理由は簡単。話し合っても意味がないからです。

官邸筋は「文氏に冷え込んだ日韓関係を改善する意思が感じられず、建設的な対話が見込めない」と判断しているようです。

文在寅政権に日韓関係を改善する意思がないことは、文政権の人事を見ても明らかです。

「積弊清算」を進める文政権は、過去に慰安婦合意などに参加したり、日本関連の主要職務を担当した人々の中で相当数を閑職に追いやっています。

28年間外交畑を歩み、15年もの間日本に関する業務に携わり、書記官・参事官・公使として10年以上日本に駐在した、最も日本での業務経験が長いある現役外交官は、先月末、ヨーロッパの公館に異動しました。

彼については、「特に党代表を務めた経験のある与党議員が執拗に人事清算を主張したため、何らかの人事的措置が取られるだろう」と噂になり、慰安婦関連業務を前政権で担当したという理由で公館長にはなれず、左遷されたのではと見られています。

また、日本勤務の経験もあり、国際法にも明るいキャリア26年のベテラン外交官も、大統領府で対日業務にあたるだろうと目されていたのですけれども、突然立ち消え。彼の経歴調査をした大統領府が拒否したという話が流れています。なんでも彼の家族が現政権に批判的なのが問題になったとの見方もあるそうで、もう「積弊」の欠片さえあれば皆処断する勢いです。

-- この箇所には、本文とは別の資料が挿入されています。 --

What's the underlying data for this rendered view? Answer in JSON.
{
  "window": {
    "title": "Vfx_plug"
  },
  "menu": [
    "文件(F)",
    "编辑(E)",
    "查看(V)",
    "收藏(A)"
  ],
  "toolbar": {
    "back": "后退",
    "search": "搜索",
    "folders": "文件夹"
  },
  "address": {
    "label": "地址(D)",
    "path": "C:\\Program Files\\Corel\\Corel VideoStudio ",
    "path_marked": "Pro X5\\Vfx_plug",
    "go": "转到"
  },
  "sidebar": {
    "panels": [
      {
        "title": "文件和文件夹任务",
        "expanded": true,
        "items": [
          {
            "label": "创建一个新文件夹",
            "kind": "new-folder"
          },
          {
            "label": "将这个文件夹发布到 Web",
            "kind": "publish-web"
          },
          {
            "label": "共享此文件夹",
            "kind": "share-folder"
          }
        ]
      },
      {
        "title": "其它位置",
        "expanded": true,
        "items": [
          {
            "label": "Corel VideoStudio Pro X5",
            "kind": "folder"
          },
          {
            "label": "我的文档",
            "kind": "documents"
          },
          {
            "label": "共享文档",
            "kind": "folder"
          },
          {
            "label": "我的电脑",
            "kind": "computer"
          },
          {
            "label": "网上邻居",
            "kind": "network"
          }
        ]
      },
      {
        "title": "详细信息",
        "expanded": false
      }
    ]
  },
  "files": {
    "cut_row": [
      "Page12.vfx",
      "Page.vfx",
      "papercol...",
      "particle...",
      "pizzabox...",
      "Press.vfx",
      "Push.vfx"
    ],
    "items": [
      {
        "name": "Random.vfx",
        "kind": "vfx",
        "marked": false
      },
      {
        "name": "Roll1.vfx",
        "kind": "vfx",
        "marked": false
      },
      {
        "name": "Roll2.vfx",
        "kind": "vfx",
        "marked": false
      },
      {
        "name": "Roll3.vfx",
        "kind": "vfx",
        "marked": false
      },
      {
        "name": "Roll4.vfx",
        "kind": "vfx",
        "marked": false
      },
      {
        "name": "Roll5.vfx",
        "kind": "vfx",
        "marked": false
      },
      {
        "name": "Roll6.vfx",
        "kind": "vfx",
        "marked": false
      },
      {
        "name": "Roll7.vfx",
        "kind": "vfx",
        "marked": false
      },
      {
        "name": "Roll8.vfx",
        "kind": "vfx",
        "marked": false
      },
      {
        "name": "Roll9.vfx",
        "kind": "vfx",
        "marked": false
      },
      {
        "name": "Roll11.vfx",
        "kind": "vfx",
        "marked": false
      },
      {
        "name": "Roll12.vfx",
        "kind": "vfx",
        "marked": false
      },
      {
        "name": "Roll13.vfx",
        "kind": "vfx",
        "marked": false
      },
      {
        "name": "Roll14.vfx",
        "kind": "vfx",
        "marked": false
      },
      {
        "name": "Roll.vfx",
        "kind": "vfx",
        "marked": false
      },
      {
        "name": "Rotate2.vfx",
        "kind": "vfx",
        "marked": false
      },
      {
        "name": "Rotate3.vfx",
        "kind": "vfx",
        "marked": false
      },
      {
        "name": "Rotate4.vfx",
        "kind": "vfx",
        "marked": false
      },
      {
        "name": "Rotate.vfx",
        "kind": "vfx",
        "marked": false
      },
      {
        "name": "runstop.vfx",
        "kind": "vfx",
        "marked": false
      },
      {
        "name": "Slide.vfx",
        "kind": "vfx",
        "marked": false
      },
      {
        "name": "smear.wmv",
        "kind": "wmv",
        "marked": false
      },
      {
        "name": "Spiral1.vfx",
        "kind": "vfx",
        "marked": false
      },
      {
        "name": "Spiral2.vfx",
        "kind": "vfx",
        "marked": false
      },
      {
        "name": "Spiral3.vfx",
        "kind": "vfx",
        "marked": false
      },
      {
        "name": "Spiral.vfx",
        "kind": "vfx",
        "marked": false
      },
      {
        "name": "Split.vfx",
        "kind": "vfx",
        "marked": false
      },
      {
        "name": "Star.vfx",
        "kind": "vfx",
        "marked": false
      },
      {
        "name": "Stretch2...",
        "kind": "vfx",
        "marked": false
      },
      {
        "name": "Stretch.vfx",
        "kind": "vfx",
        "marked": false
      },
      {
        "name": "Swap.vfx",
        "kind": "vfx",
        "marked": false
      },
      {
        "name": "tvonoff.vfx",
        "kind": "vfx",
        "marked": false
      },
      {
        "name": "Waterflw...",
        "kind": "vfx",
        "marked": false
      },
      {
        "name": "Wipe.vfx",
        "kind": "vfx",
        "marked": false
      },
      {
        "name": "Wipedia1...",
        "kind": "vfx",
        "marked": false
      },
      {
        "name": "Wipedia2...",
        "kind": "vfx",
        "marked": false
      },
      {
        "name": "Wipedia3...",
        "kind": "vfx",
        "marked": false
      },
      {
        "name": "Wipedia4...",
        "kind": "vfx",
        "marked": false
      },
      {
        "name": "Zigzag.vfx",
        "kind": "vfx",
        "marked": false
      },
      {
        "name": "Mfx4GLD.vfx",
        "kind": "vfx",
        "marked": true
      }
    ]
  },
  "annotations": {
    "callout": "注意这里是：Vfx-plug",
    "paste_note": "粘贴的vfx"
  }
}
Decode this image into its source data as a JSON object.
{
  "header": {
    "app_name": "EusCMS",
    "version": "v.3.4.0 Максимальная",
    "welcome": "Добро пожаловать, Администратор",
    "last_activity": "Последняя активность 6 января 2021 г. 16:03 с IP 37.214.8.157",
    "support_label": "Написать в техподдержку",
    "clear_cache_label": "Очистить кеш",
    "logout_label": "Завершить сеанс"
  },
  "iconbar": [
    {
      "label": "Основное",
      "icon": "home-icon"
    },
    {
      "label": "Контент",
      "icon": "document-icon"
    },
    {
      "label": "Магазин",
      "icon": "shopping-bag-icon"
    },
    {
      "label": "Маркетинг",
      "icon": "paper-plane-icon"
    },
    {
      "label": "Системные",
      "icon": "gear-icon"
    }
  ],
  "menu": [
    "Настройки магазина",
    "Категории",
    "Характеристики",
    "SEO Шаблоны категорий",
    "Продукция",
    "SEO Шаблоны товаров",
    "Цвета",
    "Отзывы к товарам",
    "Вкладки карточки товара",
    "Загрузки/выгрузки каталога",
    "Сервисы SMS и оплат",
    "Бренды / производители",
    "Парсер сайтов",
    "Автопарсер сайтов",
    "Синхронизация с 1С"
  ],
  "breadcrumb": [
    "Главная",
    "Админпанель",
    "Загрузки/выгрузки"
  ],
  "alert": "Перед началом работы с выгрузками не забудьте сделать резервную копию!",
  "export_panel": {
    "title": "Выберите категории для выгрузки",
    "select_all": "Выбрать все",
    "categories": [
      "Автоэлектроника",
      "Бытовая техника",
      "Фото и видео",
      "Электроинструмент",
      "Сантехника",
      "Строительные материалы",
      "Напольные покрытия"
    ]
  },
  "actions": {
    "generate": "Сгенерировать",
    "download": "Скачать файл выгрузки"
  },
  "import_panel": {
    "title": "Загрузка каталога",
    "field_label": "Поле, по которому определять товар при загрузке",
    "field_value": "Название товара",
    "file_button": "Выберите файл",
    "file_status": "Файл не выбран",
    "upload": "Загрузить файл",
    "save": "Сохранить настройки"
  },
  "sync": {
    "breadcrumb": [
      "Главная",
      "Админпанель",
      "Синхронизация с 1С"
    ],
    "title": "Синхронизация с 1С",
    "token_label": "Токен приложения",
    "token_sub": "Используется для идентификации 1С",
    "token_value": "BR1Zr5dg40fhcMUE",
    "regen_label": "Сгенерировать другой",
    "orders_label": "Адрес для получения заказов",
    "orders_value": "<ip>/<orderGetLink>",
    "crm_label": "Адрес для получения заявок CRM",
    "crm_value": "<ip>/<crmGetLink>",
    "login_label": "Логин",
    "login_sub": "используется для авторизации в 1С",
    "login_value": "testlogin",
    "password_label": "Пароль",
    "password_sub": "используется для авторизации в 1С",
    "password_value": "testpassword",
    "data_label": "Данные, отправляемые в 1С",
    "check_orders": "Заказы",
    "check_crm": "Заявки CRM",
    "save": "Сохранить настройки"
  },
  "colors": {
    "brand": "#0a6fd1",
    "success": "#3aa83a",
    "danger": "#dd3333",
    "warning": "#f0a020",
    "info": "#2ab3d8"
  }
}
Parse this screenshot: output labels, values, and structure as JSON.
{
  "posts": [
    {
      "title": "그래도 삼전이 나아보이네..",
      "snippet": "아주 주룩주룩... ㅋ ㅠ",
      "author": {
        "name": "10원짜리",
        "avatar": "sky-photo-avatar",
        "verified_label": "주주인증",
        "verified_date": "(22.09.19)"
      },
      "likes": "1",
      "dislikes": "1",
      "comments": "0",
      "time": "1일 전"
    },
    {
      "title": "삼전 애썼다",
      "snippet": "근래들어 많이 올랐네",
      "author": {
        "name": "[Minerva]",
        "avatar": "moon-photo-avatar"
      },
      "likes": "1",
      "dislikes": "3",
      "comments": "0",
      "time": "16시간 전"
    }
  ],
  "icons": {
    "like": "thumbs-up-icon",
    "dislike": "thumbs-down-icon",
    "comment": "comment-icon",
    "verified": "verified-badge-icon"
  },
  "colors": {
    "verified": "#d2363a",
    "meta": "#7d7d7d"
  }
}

こうしたことから韓国外交官の間では、駐日韓国大使館での勤務は「敏感な外交懸案が多く、苦労に苦労を重ねても、政権交代などによっていつなんどき責任を追及されるかもしれない、面白くなく危険な職務」と認識されていて、昨年、駐日韓国大使館政務課に勤務する書記官を3人募集したのですけれども、志願者がゼロだったそうです。

それはそうでしょうね。そんな苦労ばかりで出世も見込めない職務に進んで飛び込む人はそうはいません。日本の世論では日韓断交も上がり始めていますけれども、何のことはない。外交の世界では、韓国が自分で日韓断交に進んでいるという訳です。

こんな状況ですから、日本業務に携わる韓国外交官の士気は下がりに下がっているそうです。東京にいる韓国の外交官たちは韓国事情に明るい日本の政治家や公務員たちの同情の対象になっているといいますからもうズタボロですね。

現在、対日外交で日本の事情を知る外交官は文政権から排除されていると見てよいかもしれません。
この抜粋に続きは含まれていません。